Genetic variations result in differences in gene function, which in turn lead to different susceptibility to diseases. Many studies have been conducted to investigate the genetic variants that contribute to NPC susceptibility, but the molecular mechanisms are not completely understood.

Genetic variations of the exons in the REG1A gene have been examined in small numbers of studies using a combination of restriction fragment length polymorphism (RFLP), single-strand conformation polymorphism (SSCP) and sequencing techniques, and no mutations were identified in the coding regions of REG1Α gene and to be associated with the development and progression of several types of pancreatic diseases [28, 29]. Those studies were restricted to a possible role of regulatory variants and some coding regions in the REG1A gene. Another study analyzed the coding region in 12 Thai patients with fibrocalculous pancreatic diabetes and 22 controls, but T-385C, a polymorphism in exon 1 (5′UTR) has been missed due to the inherent limitations of techniques like SSCP, and because not all coding region can be detected in some cases [29]

In the present study, to the best of our knowledge, we are the first to examine the REG1A variants in cancer by an extensive analysis of the six exons of REG1A using direct sequencing. Our observations revealed a statistically significant difference in allele frequency between these groups for 2922C/T, suggesting that an association exists between the allelic variations in REG1A and NPC susceptibility. Individuals with the 2922C/T genotype will have a higher risk for developing NPC than the ones who do not have it (OR 0.419, 95% CI 0.235–0.746).

Evidence suggests that genetic variants may enhance the promoter activity and can affect their biogenesis, processing, and target site binding in a variety of ways [30]. The mechanism of the 2922C/T in the development of NPC needs subsequent further exploration.

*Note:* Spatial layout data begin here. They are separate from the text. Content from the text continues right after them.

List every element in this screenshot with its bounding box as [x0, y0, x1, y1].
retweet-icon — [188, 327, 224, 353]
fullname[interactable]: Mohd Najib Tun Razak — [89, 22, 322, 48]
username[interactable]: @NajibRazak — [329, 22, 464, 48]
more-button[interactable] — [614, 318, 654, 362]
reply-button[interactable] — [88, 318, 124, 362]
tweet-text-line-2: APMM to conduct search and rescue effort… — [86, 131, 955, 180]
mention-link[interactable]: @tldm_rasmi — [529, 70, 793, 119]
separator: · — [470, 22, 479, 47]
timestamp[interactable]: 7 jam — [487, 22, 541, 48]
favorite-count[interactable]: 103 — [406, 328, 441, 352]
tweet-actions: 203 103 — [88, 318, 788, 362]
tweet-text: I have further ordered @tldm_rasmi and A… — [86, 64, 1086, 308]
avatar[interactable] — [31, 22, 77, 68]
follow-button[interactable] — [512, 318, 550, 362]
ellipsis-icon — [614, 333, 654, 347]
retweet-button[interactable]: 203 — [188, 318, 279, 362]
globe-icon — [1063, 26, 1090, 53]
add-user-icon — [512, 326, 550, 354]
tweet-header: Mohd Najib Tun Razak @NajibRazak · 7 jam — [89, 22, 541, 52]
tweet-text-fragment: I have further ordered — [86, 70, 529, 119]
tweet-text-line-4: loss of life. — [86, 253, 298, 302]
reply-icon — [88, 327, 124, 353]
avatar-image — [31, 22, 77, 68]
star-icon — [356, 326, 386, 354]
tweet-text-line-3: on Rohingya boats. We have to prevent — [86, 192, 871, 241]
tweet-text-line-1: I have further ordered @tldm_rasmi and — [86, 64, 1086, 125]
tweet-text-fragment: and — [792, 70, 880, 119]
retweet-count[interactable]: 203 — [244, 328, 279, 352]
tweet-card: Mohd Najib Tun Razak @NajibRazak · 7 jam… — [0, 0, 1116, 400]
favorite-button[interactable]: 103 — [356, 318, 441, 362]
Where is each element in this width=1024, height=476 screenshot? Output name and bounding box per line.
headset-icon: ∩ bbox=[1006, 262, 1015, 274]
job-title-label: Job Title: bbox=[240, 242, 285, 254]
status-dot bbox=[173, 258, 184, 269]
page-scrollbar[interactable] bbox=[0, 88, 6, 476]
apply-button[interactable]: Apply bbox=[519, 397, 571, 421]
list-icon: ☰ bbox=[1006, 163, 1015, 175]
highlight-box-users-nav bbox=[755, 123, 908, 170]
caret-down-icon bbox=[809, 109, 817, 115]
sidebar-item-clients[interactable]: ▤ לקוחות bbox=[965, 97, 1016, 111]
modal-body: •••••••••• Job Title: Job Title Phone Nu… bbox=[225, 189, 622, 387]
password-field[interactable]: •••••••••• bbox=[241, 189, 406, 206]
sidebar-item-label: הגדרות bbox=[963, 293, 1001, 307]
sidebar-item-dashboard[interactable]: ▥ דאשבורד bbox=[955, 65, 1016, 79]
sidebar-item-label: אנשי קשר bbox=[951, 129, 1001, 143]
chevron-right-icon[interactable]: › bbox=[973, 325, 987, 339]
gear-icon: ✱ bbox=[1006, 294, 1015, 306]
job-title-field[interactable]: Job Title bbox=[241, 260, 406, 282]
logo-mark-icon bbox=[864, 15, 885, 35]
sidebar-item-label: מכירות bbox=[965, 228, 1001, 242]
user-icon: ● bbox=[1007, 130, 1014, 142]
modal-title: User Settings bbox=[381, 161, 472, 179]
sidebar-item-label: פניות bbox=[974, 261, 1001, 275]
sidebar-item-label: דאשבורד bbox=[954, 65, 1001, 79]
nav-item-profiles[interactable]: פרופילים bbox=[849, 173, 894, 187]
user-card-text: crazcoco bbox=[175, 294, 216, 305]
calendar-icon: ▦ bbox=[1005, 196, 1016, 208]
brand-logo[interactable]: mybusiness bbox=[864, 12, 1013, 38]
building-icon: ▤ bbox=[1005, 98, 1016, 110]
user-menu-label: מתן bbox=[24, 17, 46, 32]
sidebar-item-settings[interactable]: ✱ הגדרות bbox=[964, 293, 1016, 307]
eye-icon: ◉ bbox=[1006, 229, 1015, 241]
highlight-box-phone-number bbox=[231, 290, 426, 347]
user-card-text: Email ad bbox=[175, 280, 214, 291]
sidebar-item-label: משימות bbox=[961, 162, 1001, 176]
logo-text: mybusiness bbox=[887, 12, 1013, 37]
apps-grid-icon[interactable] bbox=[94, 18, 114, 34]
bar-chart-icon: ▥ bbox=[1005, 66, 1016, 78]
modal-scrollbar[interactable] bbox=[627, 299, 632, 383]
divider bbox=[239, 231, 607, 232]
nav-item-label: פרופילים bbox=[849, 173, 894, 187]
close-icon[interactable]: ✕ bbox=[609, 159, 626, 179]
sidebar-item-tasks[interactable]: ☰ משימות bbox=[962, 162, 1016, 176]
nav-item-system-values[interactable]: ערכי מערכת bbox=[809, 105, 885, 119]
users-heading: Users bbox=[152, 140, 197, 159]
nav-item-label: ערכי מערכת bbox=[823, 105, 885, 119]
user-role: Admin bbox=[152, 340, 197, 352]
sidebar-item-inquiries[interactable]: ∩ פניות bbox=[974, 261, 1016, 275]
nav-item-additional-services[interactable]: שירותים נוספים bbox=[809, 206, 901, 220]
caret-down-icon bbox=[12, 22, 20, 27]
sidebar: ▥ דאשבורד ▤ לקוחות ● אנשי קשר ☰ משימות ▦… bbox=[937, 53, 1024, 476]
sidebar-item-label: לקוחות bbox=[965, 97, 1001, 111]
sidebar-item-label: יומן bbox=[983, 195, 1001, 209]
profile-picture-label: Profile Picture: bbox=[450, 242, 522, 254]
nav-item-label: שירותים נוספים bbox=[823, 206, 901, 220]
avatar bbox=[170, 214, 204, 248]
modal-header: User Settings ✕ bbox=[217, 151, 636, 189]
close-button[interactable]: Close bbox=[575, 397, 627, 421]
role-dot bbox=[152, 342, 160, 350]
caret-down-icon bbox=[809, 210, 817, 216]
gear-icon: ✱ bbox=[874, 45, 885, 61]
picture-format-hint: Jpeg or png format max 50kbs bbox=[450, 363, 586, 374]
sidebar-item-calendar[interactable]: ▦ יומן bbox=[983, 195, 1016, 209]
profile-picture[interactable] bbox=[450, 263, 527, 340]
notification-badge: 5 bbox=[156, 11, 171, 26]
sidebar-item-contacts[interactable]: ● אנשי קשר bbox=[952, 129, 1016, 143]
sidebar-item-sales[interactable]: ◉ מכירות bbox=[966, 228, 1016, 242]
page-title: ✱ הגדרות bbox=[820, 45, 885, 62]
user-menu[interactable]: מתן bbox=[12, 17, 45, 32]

Although our study has shown that one polymorphism in the REG1A gene is associated with the development of NPC in a Cantonese-speaking population, some limitations should be considered. The sample size of the study was relatively small (211 patients and 150 controls), and perhaps resulted in rs10165462 not respecting the Hardy–Weinberg equilibrium. In addition, other factors associated with NPC (such as smoking, alcohol and Epstein–Barr virus infection) and the interactions with each other were not accounted for. Those factors would bias the observation. Therefore, large patient cohort studies are required to confirm our results.

In summary

Our preliminary study provides the first evidence that the heterozygote 2922C/T polymorphism in the REG1A gene may be moderately associated with an increased risk for NPC. The identified REG1A rs12720T/C may be a predictive marker to identify patients with a high risk for NPC in a Southern Chinese population. The exact mechanism that polymorphism of REG1A enhances the risk of NPC requires further investigation.